Dom Szatana – protest w Krakowie po zakazie aborcji embriopatologicznej. Napis o takiej treści "ozdobił" okno papieskie. Protestujących spisała policja. fot. Jakub Włodek / Agencja Gazeta
"Franciszkańska 3 to miejsce na mapie Krakowa szczególne. W przeszłości symbol żywej wiary mieszkańców tego miasta przekształcił się w miejsce gwałtownej utraty wiarygodności Kościoła. Stanęliśmy właśnie tutaj, by pokazać nasz bezwzględny sprzeciw wobec zaangażowania się Kościoła w ograniczanie praw kobiet i prowadzonej przez hierarchów mowie nienawiści" – napisali organizatorzy w specjalnym oświadczeniu.

Przypomnijmy: protesty mają związek ze wspieranym przez biskupów zakazem aborcji embriopatologicznej, który 22 października ogłosił Trybunał Julii Przyłębskiej.

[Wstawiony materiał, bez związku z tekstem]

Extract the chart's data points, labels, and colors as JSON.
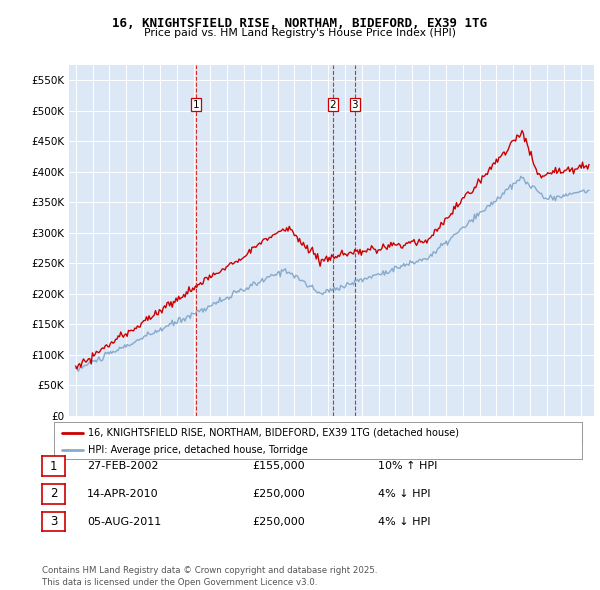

Czytaj też: "Kto sieje wiatr, ten zbiera burzę". Ks. Lemański stanowczo o postawie Kościoła

Aktywiści nie wierzą w chrześcijańskiego szatana, ale widzą go w życiu społecznym. "Jest realny, tuszuje wykorzystywanie seksualne dzieci, pogardza kobietami, dehumanizuje osoby LGBT+, prowadzi krucjatę ideologiczną w szkołach, bez umiaru żeruje na budżecie państwa. Ten "szatan" ma twarz i imię - i to on właśnie mieszka przy ul. Franciszkańskiej 3" – wyjaśnili.
Fot. Jakub Włodek / Agencja Gazeta
W czasie happenignu przyjechała policja, ale nie przerwała akcji. Uczestnicy tłumaczyli, że nie było to zgromadzenie, więc funkcjonariusze powstrzymali się od interwencji. Po wszystkim zostali spisani. – Wylegitymowaliśmy 11 uczestników milczącego protestu. Nikt nie został ukarany – poinformowała rmf24.pl Barbara Szczerba z biura prasowego małopolskiej policji.
fot. Jakub Włodek / Agencja Gazeta
Protestujący wyrazili też swój sprzeciw wobec działań policji. To właśnie w tym miejscu tydzień temu został wylegitymowany chłopak, który napisał na chodniku kredą taką samą frazę. Został wyciągnięty z tłumu protestujących, gdyż, jak tłumaczył to rzecznik policji, "nie można bowiem malować niczego na jezdni bez zgody zarządcy drogi". Protestujący uznali to za akt nieuzasadnionej represji wymierzoną w obywatela pokojowo manifestującego swoje poglądy.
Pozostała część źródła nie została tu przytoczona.